In this article, the researchers examine the need for telehealth services in India as a means of increasing access to medical abortion services and the structural barriers that prevent it from being an effective and equitable solution for all.
Authors
Dipika Jain, Professor of Law & Director, Centre for Justice, Law and Society, Jindal Global Law School, O.P. Jindal Global University, Sonipat, Haryana, India.
Anubha Rastogi, Independent Advocate, Bombay High Court, Bombay, India.
Kavya Kartik, Former Assistant Director, Centre for Justice, Law and Society, Jindal Global Law School, O.P. Jindal Global University, Sonipat, Haryana, India.
Anmol Diwan, Assistant Professor, Senior Research Associate, Centre for Justice, Law and Society, Jindal Global Law School, O.P. Jindal Global University, Sonipat, Haryana, India.
Oieshi Saha, Assistant Professor, Former Research Associate, Centre for Justice, Law and Society, Jindal Global Law School, O.P. Jindal Global University, Sonipat, Haryana, India.
Summary
The COVID-19 pandemic and nationwide lockdowns have significantly impacted access to abortions for millions of people in India. One of the proposed solutions to address the inaccessibility of abortion services is the use of teleconsultation or “telemedicine” where pregnant persons consult with Registered Medical Practitioners (RMPs) over voice or video calls.

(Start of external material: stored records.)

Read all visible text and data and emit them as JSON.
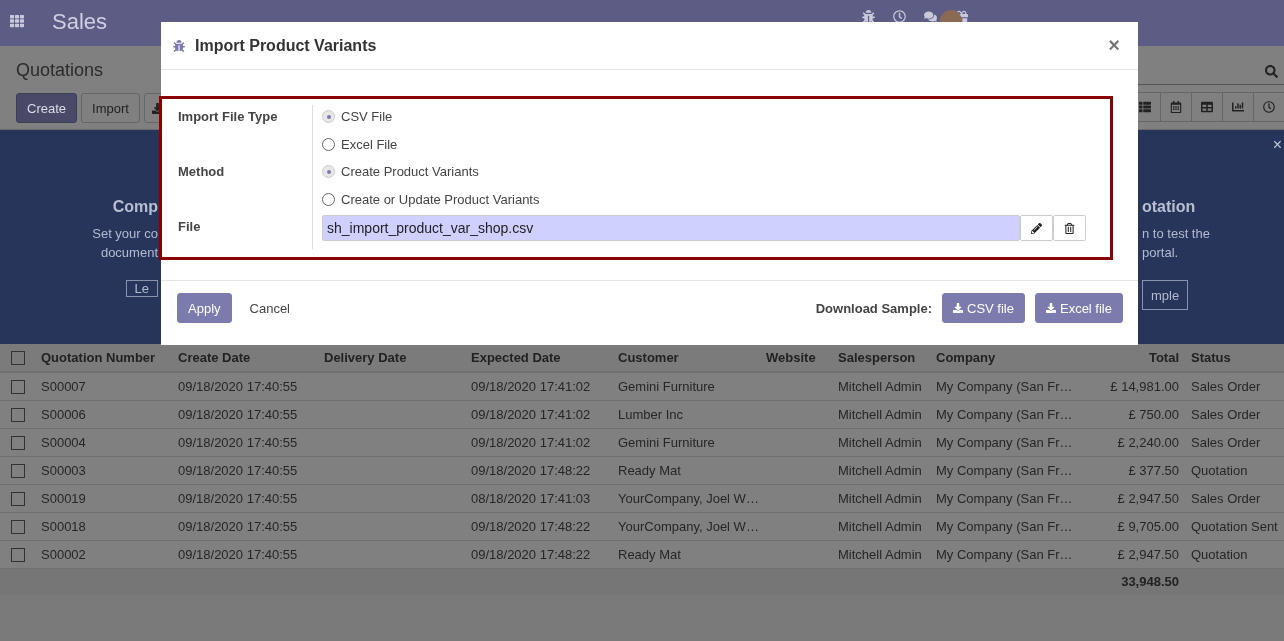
{
  "navbar": {
    "app": "Sales"
  },
  "control_panel": {
    "title": "Quotations",
    "buttons": [
      "Create",
      "Import"
    ]
  },
  "banner": {
    "left": {
      "title": "Comp",
      "lines": [
        "Set your co",
        "document"
      ],
      "button": "Le"
    },
    "right": {
      "title": "otation",
      "lines": [
        "n to test the",
        "portal."
      ],
      "button": "mple"
    },
    "close": "×"
  },
  "table": {
    "all_checked": false,
    "columns": [
      "Quotation Number",
      "Create Date",
      "Delivery Date",
      "Expected Date",
      "Customer",
      "Website",
      "Salesperson",
      "Company",
      "Total",
      "Status"
    ],
    "rows": [
      {
        "checked": false,
        "cells": [
          "S00007",
          "09/18/2020 17:40:55",
          "",
          "09/18/2020 17:41:02",
          "Gemini Furniture",
          "",
          "Mitchell Admin",
          "My Company (San Fr…",
          "£ 14,981.00",
          "Sales Order"
        ]
      },
      {
        "checked": false,
        "cells": [
          "S00006",
          "09/18/2020 17:40:55",
          "",
          "09/18/2020 17:41:02",
          "Lumber Inc",
          "",
          "Mitchell Admin",
          "My Company (San Fr…",
          "£ 750.00",
          "Sales Order"
        ]
      },
      {
        "checked": false,
        "cells": [
          "S00004",
          "09/18/2020 17:40:55",
          "",
          "09/18/2020 17:41:02",
          "Gemini Furniture",
          "",
          "Mitchell Admin",
          "My Company (San Fr…",
          "£ 2,240.00",
          "Sales Order"
        ]
      },
      {
        "checked": false,
        "cells": [
          "S00003",
          "09/18/2020 17:40:55",
          "",
          "09/18/2020 17:48:22",
          "Ready Mat",
          "",
          "Mitchell Admin",
          "My Company (San Fr…",
          "£ 377.50",
          "Quotation"
        ]
      },
      {
        "checked": false,
        "cells": [
          "S00019",
          "09/18/2020 17:40:55",
          "",
          "08/18/2020 17:41:03",
          "YourCompany, Joel W…",
          "",
          "Mitchell Admin",
          "My Company (San Fr…",
          "£ 2,947.50",
          "Sales Order"
        ]
      },
      {
        "checked": false,
        "cells": [
          "S00018",
          "09/18/2020 17:40:55",
          "",
          "09/18/2020 17:48:22",
          "YourCompany, Joel W…",
          "",
          "Mitchell Admin",
          "My Company (San Fr…",
          "£ 9,705.00",
          "Quotation Sent"
        ]
      },
      {
        "checked": false,
        "cells": [
          "S00002",
          "09/18/2020 17:40:55",
          "",
          "09/18/2020 17:48:22",
          "Ready Mat",
          "",
          "Mitchell Admin",
          "My Company (San Fr…",
          "£ 2,947.50",
          "Quotation"
        ]
      }
    ],
    "total": "33,948.50"
  },
  "modal": {
    "title": "Import Product Variants",
    "close": "×",
    "fields": [
      {
        "label": "Import File Type",
        "kind": "radio",
        "options": [
          {
            "label": "CSV File",
            "selected": true
          },
          {
            "label": "Excel File",
            "selected": false
          }
        ]
      },
      {
        "label": "Method",
        "kind": "radio",
        "options": [
          {
            "label": "Create Product Variants",
            "selected": true
          },
          {
            "label": "Create or Update Product Variants",
            "selected": false
          }
        ]
      },
      {
        "label": "File",
        "kind": "file",
        "value": "sh_import_product_var_shop.csv"
      }
    ],
    "apply": "Apply",
    "cancel": "Cancel",
    "download_label": "Download Sample:",
    "downloads": [
      "CSV file",
      "Excel file"
    ]
  }
}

The RMPs then prescribe the necessary medication electronically. However, telehealth services bring their own set of social and legal challenges. Although they can allow for greater access to medical abortions, especially in situations where pregnant persons are unable to opt for in-person medical care, it is important to note that telemedicine is not a one-stop solution for lack of access to timely, affordable abortions.
This is particularly due to the structural barriers of caste, class, religion, gender, and disability that impede access to healthcare services. In this article, we examine the need for telehealth services in India as a means of increasing access to medical abortion services and the structural barriers that prevent it from being an effective and equitable solution for all.